Ей показалось, что все это уже было с ней когда-то: пустынный проспект, самолет, заходящий на посадку, и даже то, что сейчас скажет таксист, она уже знает. Он спросит:
— Какой дом-то? За лесом?
На проспекте Ветеранов от прежней деревни Ульянки остался лес, который, возможно, когда-то рос за околицей. Не лес — березовая роща. Теперь она белеет стволами по обе стороны проспекта. Направо выходит к Таллинскому шоссе, налево — к Балтийской железной дороге. А там недалеко и Пулково, аэропорт.
Первое время, когда Лизка только еще переехала в Ульянку и Юлия оставалась у нее ночевать, никак не могла привыкнуть к низко летящим над домом самолетам. «Здесь же спать невозможно», — говорила она дочери. «А я уже привыкла», — отвечала Лизка.
Как быстро выросла дочь! Но все еще — удивительно! — в ней, взрослой, уживается прежняя маленькая Лизка со смешными косичками, она боялась темных комнат и, держась за руку Юлии, храбро говорила: «Не бойся, мама, я с тобой»…
Похоже, что так оно и осталось: Лизка тверже и крепче Юлии стоит на земле. «Не бойся, мама, я с тобой»…
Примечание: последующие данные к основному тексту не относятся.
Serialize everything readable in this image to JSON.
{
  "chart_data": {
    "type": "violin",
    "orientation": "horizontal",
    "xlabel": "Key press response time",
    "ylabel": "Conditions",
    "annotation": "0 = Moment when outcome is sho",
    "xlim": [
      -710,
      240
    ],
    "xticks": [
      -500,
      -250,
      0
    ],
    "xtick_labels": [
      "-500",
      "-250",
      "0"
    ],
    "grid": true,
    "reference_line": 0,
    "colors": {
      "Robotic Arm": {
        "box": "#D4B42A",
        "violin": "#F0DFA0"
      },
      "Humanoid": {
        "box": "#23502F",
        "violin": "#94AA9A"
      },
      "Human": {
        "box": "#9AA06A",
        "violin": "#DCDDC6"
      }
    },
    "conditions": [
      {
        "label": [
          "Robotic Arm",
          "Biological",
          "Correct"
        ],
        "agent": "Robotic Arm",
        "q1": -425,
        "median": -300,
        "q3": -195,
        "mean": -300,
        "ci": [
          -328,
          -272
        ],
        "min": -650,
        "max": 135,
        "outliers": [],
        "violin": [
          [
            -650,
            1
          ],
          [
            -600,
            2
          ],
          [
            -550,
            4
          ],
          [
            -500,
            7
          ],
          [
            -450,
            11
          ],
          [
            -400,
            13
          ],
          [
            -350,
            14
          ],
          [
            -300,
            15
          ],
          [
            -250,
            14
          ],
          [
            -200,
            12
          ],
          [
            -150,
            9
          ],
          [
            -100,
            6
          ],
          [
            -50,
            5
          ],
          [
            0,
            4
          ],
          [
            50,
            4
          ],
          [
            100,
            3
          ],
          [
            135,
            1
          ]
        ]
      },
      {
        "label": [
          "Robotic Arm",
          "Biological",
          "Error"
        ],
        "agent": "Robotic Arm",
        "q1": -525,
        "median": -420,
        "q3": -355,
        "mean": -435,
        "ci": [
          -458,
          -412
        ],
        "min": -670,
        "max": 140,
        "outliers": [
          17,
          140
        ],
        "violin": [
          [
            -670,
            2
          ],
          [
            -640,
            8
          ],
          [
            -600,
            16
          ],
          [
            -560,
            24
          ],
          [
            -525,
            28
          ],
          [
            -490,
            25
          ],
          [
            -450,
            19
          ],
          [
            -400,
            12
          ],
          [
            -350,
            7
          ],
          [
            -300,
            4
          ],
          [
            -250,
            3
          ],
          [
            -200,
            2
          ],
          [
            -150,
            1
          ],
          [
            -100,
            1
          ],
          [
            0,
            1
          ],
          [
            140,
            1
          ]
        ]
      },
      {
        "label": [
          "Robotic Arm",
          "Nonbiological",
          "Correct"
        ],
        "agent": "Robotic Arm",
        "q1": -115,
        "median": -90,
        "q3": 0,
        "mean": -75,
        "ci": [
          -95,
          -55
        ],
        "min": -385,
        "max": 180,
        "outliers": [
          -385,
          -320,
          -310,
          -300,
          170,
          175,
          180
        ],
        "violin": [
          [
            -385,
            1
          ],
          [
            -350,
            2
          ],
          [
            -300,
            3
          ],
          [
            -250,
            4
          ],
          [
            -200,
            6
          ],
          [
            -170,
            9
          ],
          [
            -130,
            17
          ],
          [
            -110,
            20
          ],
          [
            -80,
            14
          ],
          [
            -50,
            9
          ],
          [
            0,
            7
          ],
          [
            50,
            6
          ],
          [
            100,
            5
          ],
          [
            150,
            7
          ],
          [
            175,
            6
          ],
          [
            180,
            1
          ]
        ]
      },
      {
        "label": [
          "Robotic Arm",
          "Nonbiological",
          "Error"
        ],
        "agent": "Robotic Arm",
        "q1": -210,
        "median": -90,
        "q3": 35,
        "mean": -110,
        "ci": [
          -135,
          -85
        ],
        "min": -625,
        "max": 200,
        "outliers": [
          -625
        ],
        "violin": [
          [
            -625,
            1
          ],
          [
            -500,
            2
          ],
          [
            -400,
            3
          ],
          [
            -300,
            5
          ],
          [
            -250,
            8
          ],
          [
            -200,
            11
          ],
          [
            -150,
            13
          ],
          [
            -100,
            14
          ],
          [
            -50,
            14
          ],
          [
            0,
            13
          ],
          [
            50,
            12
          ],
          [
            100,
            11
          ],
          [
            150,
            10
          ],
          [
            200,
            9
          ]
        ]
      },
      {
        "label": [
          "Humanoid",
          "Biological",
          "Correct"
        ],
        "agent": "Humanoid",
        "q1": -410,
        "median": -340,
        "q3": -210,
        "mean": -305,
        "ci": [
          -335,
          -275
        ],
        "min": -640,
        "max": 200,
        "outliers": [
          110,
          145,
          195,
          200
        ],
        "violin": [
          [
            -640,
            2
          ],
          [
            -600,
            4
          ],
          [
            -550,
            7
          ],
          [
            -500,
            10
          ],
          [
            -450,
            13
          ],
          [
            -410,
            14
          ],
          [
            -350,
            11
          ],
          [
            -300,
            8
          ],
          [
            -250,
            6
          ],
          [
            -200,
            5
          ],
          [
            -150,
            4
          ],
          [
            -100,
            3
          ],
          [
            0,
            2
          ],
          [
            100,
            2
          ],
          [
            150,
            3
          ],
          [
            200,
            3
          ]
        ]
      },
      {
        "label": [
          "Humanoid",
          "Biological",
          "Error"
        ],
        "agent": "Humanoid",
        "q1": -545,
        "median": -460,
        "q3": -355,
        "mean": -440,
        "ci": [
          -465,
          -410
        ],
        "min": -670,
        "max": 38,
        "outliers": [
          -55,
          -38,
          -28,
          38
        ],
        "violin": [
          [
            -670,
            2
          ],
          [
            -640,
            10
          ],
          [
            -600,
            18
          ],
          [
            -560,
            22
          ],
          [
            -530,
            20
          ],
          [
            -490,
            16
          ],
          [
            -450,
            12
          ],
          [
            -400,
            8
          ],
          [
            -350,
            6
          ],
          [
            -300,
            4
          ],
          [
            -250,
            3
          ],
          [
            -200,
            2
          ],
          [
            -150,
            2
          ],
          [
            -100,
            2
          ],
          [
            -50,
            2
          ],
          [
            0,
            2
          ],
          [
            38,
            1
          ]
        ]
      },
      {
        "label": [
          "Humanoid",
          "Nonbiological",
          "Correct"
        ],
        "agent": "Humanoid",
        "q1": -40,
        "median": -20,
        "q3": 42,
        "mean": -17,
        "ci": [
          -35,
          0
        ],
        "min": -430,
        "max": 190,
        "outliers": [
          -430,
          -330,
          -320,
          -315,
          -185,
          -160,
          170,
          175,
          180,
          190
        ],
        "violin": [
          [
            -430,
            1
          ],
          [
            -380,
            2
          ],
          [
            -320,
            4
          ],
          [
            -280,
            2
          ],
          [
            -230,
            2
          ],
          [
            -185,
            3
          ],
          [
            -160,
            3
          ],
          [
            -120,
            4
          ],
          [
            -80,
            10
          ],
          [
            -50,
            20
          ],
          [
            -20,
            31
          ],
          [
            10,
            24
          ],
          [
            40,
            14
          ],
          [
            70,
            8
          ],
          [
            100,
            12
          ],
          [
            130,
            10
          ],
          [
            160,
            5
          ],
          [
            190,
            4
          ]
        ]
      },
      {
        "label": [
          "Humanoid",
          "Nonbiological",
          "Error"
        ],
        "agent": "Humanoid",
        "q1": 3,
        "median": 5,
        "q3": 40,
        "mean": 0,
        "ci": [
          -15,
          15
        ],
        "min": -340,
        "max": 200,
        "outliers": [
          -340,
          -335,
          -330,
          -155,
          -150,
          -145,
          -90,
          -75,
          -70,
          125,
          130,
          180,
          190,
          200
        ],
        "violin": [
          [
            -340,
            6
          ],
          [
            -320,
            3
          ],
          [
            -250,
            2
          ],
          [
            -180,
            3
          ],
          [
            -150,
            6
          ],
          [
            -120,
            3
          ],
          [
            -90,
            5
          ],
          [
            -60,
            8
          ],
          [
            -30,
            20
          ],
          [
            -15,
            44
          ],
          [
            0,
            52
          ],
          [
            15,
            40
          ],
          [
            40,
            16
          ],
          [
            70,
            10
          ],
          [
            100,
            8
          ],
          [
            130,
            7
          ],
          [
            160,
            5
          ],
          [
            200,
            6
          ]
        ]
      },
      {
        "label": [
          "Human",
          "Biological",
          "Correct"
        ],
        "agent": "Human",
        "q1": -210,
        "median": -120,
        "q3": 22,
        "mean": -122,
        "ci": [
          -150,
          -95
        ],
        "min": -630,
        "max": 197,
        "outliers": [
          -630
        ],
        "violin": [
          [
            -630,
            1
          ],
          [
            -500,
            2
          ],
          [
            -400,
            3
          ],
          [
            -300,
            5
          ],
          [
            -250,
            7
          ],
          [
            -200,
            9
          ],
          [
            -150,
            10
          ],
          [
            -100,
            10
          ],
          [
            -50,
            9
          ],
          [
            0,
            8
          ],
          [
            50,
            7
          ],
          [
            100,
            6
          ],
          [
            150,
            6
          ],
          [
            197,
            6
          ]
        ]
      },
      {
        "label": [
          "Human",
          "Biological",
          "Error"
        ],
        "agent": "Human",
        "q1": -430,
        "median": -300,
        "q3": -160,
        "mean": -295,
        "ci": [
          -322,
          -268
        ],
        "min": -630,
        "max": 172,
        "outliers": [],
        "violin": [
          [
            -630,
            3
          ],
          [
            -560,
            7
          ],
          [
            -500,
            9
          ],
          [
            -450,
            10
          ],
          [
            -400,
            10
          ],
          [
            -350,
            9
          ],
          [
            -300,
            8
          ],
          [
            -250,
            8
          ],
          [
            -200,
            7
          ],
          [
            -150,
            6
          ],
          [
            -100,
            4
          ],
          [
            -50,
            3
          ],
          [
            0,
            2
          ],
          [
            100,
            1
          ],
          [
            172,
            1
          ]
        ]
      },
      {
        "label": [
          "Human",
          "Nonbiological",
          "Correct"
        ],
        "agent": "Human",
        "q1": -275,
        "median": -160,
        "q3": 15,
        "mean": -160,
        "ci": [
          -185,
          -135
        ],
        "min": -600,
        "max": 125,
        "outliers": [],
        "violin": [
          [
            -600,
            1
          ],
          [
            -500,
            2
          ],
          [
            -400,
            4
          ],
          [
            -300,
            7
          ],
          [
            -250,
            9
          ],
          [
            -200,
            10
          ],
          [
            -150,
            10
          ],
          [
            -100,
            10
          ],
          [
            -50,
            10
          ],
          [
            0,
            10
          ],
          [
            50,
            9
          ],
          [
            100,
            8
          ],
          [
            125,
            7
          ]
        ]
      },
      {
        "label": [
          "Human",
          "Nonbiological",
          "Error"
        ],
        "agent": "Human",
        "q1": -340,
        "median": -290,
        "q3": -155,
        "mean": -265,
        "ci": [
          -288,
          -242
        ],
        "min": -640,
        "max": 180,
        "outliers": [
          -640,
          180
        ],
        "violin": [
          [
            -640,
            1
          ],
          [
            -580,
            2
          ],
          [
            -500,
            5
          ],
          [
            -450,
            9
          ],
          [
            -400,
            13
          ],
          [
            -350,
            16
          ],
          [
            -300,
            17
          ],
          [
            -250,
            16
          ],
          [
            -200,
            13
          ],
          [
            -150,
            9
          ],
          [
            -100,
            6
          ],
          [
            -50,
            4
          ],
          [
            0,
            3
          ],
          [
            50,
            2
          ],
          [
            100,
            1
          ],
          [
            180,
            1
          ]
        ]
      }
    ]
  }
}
— Вы хоть и росли в войну, но мы позакаленней вас, — говорит она матери. — Нас так просто не собьешь!
— Нас, что ли, собьешь? — возражает Юлия.
— Да вас пальцем тронь, вы уже лапки кверху: «Все рухнуло, все ужасно!» Терзаетесь какими-то нереальностями.
— Что значит — нереальностями?
— А то и значит, что не смотрите на мир трезво. А в нем, между прочим, все закономерно, в том числе и ошибки.
— И трусость? И подлость?
— Ах, оставь, пожалуйста! Что за охота всякую служебную неурядицу тот час же объявлять подлостью?
Иногда кажется, будто для Лизки не существует вопросов — одни ответы. Все-то она так безошибочно знает!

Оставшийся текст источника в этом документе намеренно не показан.